Awesome chandelier in the lobby made from
bottles of Jameson.

Some old casks from on the tour.
Notice the years (if you can see them), although they might be lying

Let's see... after the Jameson tour we went to this burger place called BoBo's where I had one of the best burgers in my life! It was huge and delicious and awesome! Plus they had good chips (aka french fries for all of you confused Americans)! From there some of us went to a Literary pub crawl (after I made us late by going the wrong way down the street but it all worked out in the end). We basically went around to different pubs mentioned in books or frequented by authors and it was led by these two actors who would occasionally out scenes or recite parts from books/letters/poems, you name it! They were amazing and knew so much about the literary world in Dublin. Another thing you have to do if you ever are in Dublin! But yeah, one of the pubs we went to was O'Neill's, which is how we ended up there for the second time. But that's ok because it's a cool place.
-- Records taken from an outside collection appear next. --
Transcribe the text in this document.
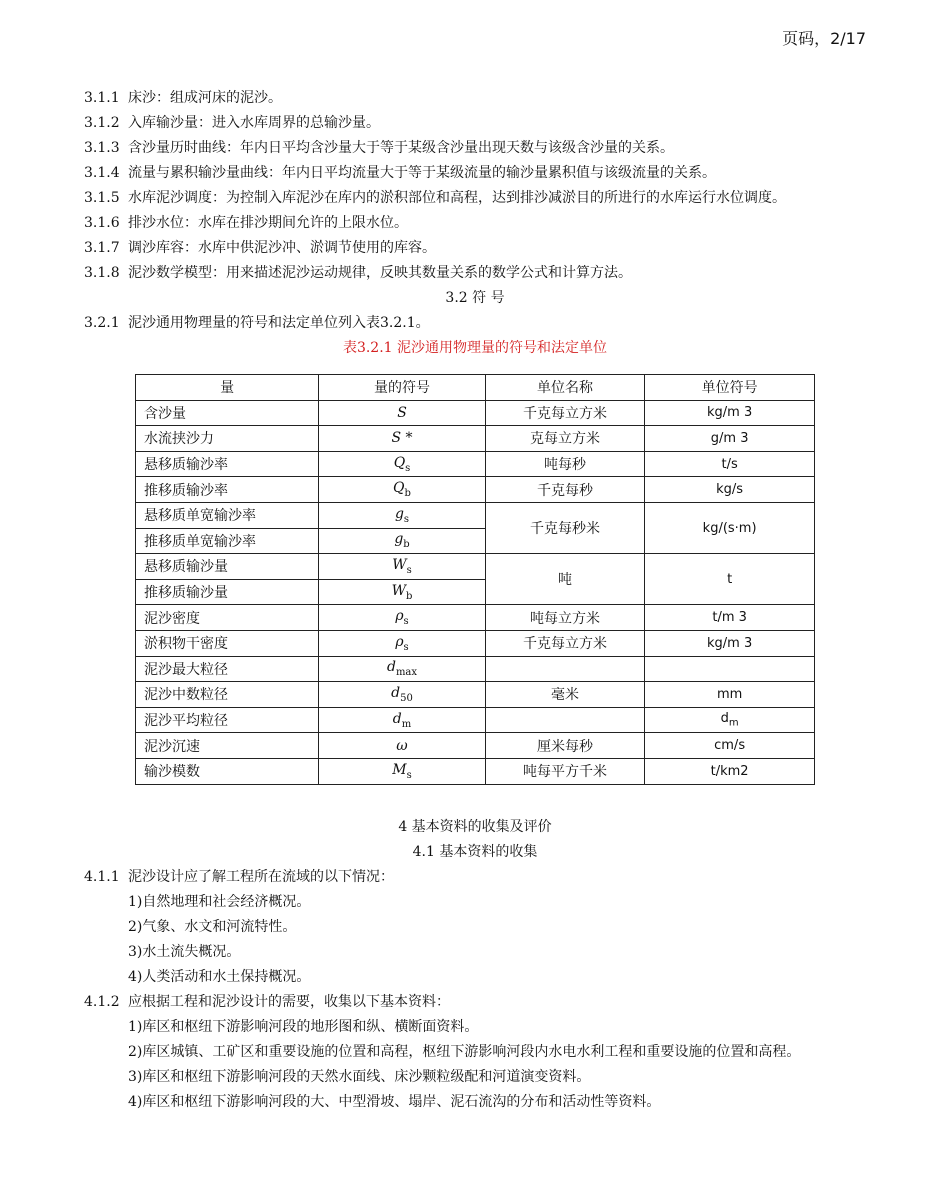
页码，2/17

3.1.1 床沙：组成河床的泥沙。

3.1.2 入库输沙量：进入水库周界的总输沙量。

3.1.3 含沙量历时曲线：年内日平均含沙量大于等于某级含沙量出现天数与该级含沙量的关系。

3.1.4 流量与累积输沙量曲线：年内日平均流量大于等于某级流量的输沙量累积值与该级流量的关系。

3.1.5 水库泥沙调度：为控制入库泥沙在库内的淤积部位和高程，达到排沙减淤目的所进行的水库运行水位调度。

3.1.6 排沙水位：水库在排沙期间允许的上限水位。

3.1.7 调沙库容：水库中供泥沙冲、淤调节使用的库容。

3.1.8 泥沙数学模型：用来描述泥沙运动规律，反映其数量关系的数学公式和计算方法。

3.2 符 号

3.2.1 泥沙通用物理量的符号和法定单位列入表3.2.1。

表3.2.1 泥沙通用物理量的符号和法定单位

量	量的符号	单位名称	单位符号
含沙量	S	千克每立方米	kg/m 3
水流挟沙力	S *	克每立方米	g/m 3
悬移质输沙率	$Q_s$	吨每秒	t/s
推移质输沙率	$Q_b$	千克每秒	kg/s
悬移质单宽输沙率	$g_s$	千克每秒米	kg/(s·m)
推移质单宽输沙率	$g_b$
悬移质输沙量	$W_s$	吨	t
推移质输沙量	$W_b$
泥沙密度	$\rho_s$	吨每立方米	t/m 3
淤积物干密度	$\rho_s$	千克每立方米	kg/m 3
泥沙最大粒径	$d_{max}$		
泥沙中数粒径	$d_{50}$	毫米	mm
泥沙平均粒径	$d_m$		$d_m$
泥沙沉速	ω	厘米每秒	cm/s
输沙模数	$M_s$	吨每平方千米	t/km2

4 基本资料的收集及评价

4.1 基本资料的收集

4.1.1 泥沙设计应了解工程所在流域的以下情况：

1)自然地理和社会经济概况。

2)气象、水文和河流特性。

3)水土流失概况。

4)人类活动和水土保持概况。

4.1.2 应根据工程和泥沙设计的需要，收集以下基本资料：

1)库区和枢纽下游影响河段的地形图和纵、横断面资料。

2)库区城镇、工矿区和重要设施的位置和高程，枢纽下游影响河段内水电水利工程和重要设施的位置和高程。

3)库区和枢纽下游影响河段的天然水面线、床沙颗粒级配和河道演变资料。

4)库区和枢纽下游影响河段的大、中型滑坡、塌岸、泥石流沟的分布和活动性等资料。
Afterwards we stopped by this American 1950s style diner for milkshakes and then headed back to the hostel because the next day we were going on a day trip to the Cliffs of Moher and the Paddywagon (aka our tour bus... more on that later) was leaving at 7am (which ended up being 7:40, but once again, more on that later). At the hostel I checked into my new room (because I was in a different room the second night, still not with my friends), where everyone was luckily asleep so I hung out in my friends' room until I was ready to go to sleep. I wasn't able to steal the extra beds that night because there were actually other people staying in the room. An American who teaches Irish (only foreigners call it Gaelic fyi) in Brittany, France, an Irish (I think guy), and someone who became known as the creepy UK guy. For several reasons. Also he stole all the hangers to wash his clothes in the sink even though the hostel has washers.  But whatever. It was only annoying because 8 girls needed to shower and use the bathroom. The joy of hostels.